By Marcela Ayres
BRASILIA (Reuters) -Brazil’s incoming Finance Minister Fernando Haddad on Wednesday said fiscal expansion would not help the economy at the moment and the government needs to organize its finances to allow lower interest rates, tamping down fears of a public spending spree.
His comments helped to calm market concerns about an explosion in public spending under leftist President-elect Luiz Inacio Lula da Silva, who takes office on Jan. 1. Haddad’s comments and slowing U.S. interest rate hikes took pressure off the Brazilian currency after it hit a two-week low on Tuesday.
“There are situations that demand countercyclical actions … but we are not at a moment when fiscal expansion will help the economy,” he said in an television interview.

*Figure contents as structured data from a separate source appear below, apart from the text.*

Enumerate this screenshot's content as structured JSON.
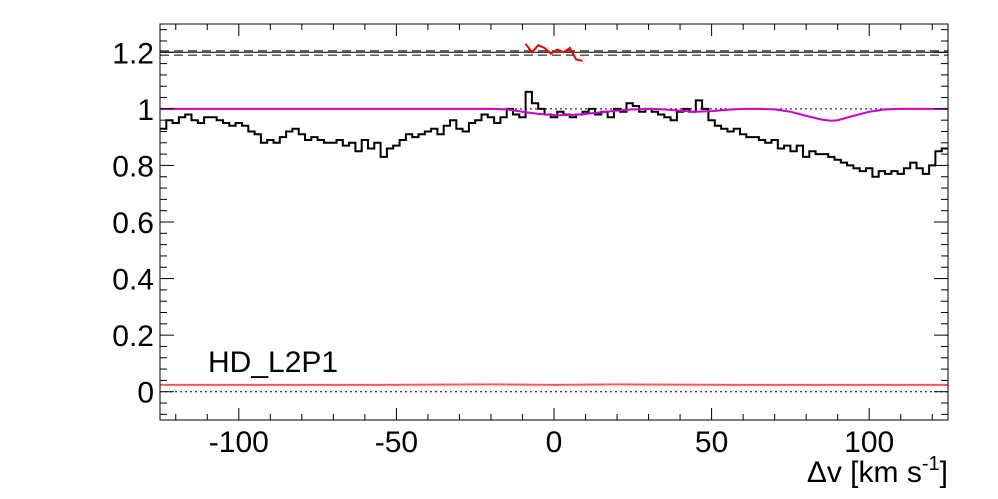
{
  "chart_data": {
    "type": "line",
    "title": "",
    "label": "HD_L2P1",
    "xlabel_main": "Δv [km s",
    "xlabel_sup": "-1",
    "xlabel_close": "]",
    "ylabel": "",
    "xlim": [
      -125,
      125
    ],
    "ylim": [
      -0.1,
      1.3
    ],
    "xticks": [
      -100,
      -50,
      0,
      50,
      100
    ],
    "xtick_labels": [
      "-100",
      "-50",
      "0",
      "50",
      "100"
    ],
    "yticks": [
      0,
      0.2,
      0.4,
      0.6,
      0.8,
      1,
      1.2
    ],
    "ytick_labels": [
      "0",
      "0.2",
      "0.4",
      "0.6",
      "0.8",
      "1",
      "1.2"
    ],
    "grid": false,
    "colors": {
      "flux": "#000000",
      "model": "#cc00cc",
      "residual": "#ee0000",
      "error": "#ff5555",
      "guide": "#000000"
    },
    "reference_lines": [
      {
        "y": 1.0,
        "style": "dotted"
      },
      {
        "y": 0.0,
        "style": "dotted"
      },
      {
        "y": 1.205,
        "style": "dashed"
      },
      {
        "y": 1.2,
        "style": "solid"
      },
      {
        "y": 1.19,
        "style": "dashed"
      }
    ],
    "series": [
      {
        "kind": "step",
        "color": "#000000",
        "x": [
          -125,
          -123,
          -121,
          -119,
          -117,
          -115,
          -113,
          -111,
          -109,
          -107,
          -105,
          -103,
          -101,
          -99,
          -97,
          -95,
          -93,
          -91,
          -89,
          -87,
          -85,
          -83,
          -81,
          -79,
          -77,
          -75,
          -73,
          -71,
          -69,
          -67,
          -65,
          -63,
          -61,
          -59,
          -57,
          -55,
          -53,
          -51,
          -49,
          -47,
          -45,
          -43,
          -41,
          -39,
          -37,
          -35,
          -33,
          -31,
          -29,
          -27,
          -25,
          -23,
          -21,
          -19,
          -17,
          -15,
          -13,
          -11,
          -9,
          -7,
          -5,
          -3,
          -1,
          1,
          3,
          5,
          7,
          9,
          11,
          13,
          15,
          17,
          19,
          21,
          23,
          25,
          27,
          29,
          31,
          33,
          35,
          37,
          39,
          41,
          43,
          45,
          47,
          49,
          51,
          53,
          55,
          57,
          59,
          61,
          63,
          65,
          67,
          69,
          71,
          73,
          75,
          77,
          79,
          81,
          83,
          85,
          87,
          89,
          91,
          93,
          95,
          97,
          99,
          101,
          103,
          105,
          107,
          109,
          111,
          113,
          115,
          117,
          119,
          121,
          123
        ],
        "values": [
          0.93,
          0.96,
          0.95,
          0.97,
          0.98,
          0.96,
          0.95,
          0.97,
          0.97,
          0.96,
          0.95,
          0.94,
          0.95,
          0.94,
          0.92,
          0.91,
          0.88,
          0.89,
          0.88,
          0.9,
          0.92,
          0.93,
          0.91,
          0.89,
          0.9,
          0.89,
          0.88,
          0.88,
          0.89,
          0.87,
          0.88,
          0.85,
          0.89,
          0.86,
          0.88,
          0.83,
          0.86,
          0.87,
          0.89,
          0.91,
          0.9,
          0.91,
          0.92,
          0.93,
          0.91,
          0.94,
          0.96,
          0.93,
          0.92,
          0.95,
          0.96,
          0.98,
          0.97,
          0.95,
          0.97,
          1.0,
          0.98,
          0.97,
          1.06,
          1.02,
          1.0,
          0.98,
          0.97,
          0.99,
          0.98,
          0.97,
          0.98,
          0.99,
          1.0,
          0.98,
          0.99,
          0.97,
          1.0,
          0.99,
          1.02,
          1.01,
          0.99,
          1.0,
          0.99,
          0.98,
          0.97,
          0.96,
          0.99,
          1.0,
          0.99,
          1.03,
          1.0,
          0.96,
          0.94,
          0.93,
          0.92,
          0.93,
          0.91,
          0.9,
          0.9,
          0.89,
          0.88,
          0.89,
          0.86,
          0.87,
          0.85,
          0.87,
          0.83,
          0.85,
          0.84,
          0.84,
          0.83,
          0.82,
          0.81,
          0.8,
          0.79,
          0.78,
          0.79,
          0.76,
          0.78,
          0.77,
          0.78,
          0.77,
          0.79,
          0.81,
          0.79,
          0.77,
          0.8,
          0.85,
          0.86
        ]
      },
      {
        "kind": "line",
        "color": "#cc00cc",
        "x": [
          -125,
          -60,
          -20,
          -15,
          -10,
          -5,
          0,
          5,
          10,
          15,
          20,
          25,
          30,
          35,
          40,
          45,
          50,
          55,
          60,
          65,
          70,
          75,
          80,
          85,
          88,
          90,
          95,
          100,
          105,
          110,
          115,
          120,
          125
        ],
        "values": [
          1.0,
          1.0,
          1.0,
          0.998,
          0.99,
          0.982,
          0.978,
          0.978,
          0.982,
          0.988,
          0.994,
          0.998,
          1.0,
          0.998,
          0.993,
          0.99,
          0.992,
          0.997,
          1.0,
          1.0,
          0.998,
          0.99,
          0.975,
          0.962,
          0.958,
          0.96,
          0.975,
          0.99,
          0.998,
          1.0,
          1.0,
          1.0,
          1.0
        ]
      },
      {
        "kind": "line",
        "color": "#ee0000",
        "x": [
          -9,
          -7,
          -5,
          -3,
          -1,
          1,
          3,
          5,
          7,
          9
        ],
        "values": [
          1.23,
          1.2,
          1.225,
          1.215,
          1.195,
          1.21,
          1.2,
          1.215,
          1.175,
          1.17
        ]
      },
      {
        "kind": "line",
        "color": "#ff5555",
        "x": [
          -125,
          -60,
          -20,
          0,
          20,
          60,
          125
        ],
        "values": [
          0.024,
          0.024,
          0.026,
          0.024,
          0.026,
          0.024,
          0.024
        ]
      }
    ]
  }
}
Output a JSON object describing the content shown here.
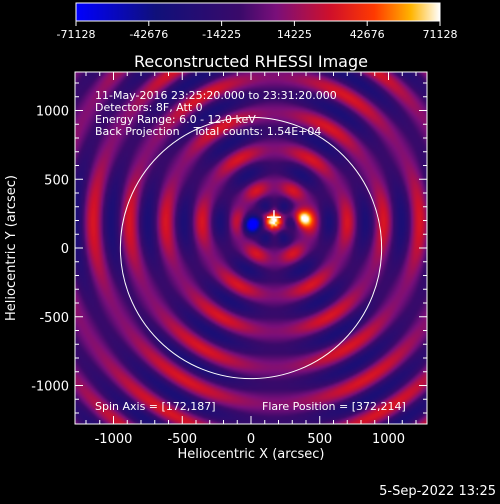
{
  "chart_data": {
    "type": "heatmap",
    "title": "Reconstructed RHESSI Image",
    "xlabel": "Heliocentric X (arcsec)",
    "ylabel": "Heliocentric Y (arcsec)",
    "xlim": [
      -1280,
      1280
    ],
    "ylim": [
      -1280,
      1280
    ],
    "xticks": [
      "-1000",
      "-500",
      "0",
      "500",
      "1000"
    ],
    "yticks": [
      "-1000",
      "-500",
      "0",
      "500",
      "1000"
    ],
    "colorbar": {
      "ticks": [
        "-71128",
        "-42676",
        "-14225",
        "14225",
        "42676",
        "71128"
      ],
      "min": -71128,
      "max": 71128
    },
    "annotations": [
      "11-May-2016 23:25:20.000 to 23:31:20.000",
      "Detectors: 8F, Att 0",
      "Energy Range: 6.0 - 12.0 keV",
      "Back Projection    Total counts: 1.54E+04"
    ],
    "spin_axis_label": "Spin Axis = [172,187]",
    "flare_position_label": "Flare Position = [372,214]",
    "spin_axis": [
      172,
      187
    ],
    "flare_position": [
      372,
      214
    ],
    "solar_disk_radius_arcsec": 950,
    "sources": [
      {
        "x": 372,
        "y": 214,
        "value": 71128
      },
      {
        "x": 160,
        "y": 200,
        "value": 60000
      },
      {
        "x": 0,
        "y": 165,
        "value": -71128
      }
    ],
    "grid": false
  },
  "footer": {
    "timestamp": "5-Sep-2022 13:25"
  },
  "colors": {
    "background": "#000000",
    "text": "#ffffff",
    "limb": "#ffffff"
  }
}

Haddad said the only stimulus for Brazil’s economy would come from the central bank cutting rates, but that would depend on signaling sustainability for public accounts.
“If we signal that we have restructured public accounts in a sustainable way, it will be possible to bring interest rates” down, he said.
Haddad said a spending package backed by Lula meets campaign promises and fixes budget gaps left by outgoing President Jair Bolsonaro. It still has to be approved by the lower house of Congress after passing the Senate.
That legislation raises a constitutional spending cap while providing for the government to establish a new fiscal framework to keep a lid on public debt. At his first news conference after his appointment on Tuesday, Haddad said he aimed to define those new fiscal rules as soon as possible, without giving details.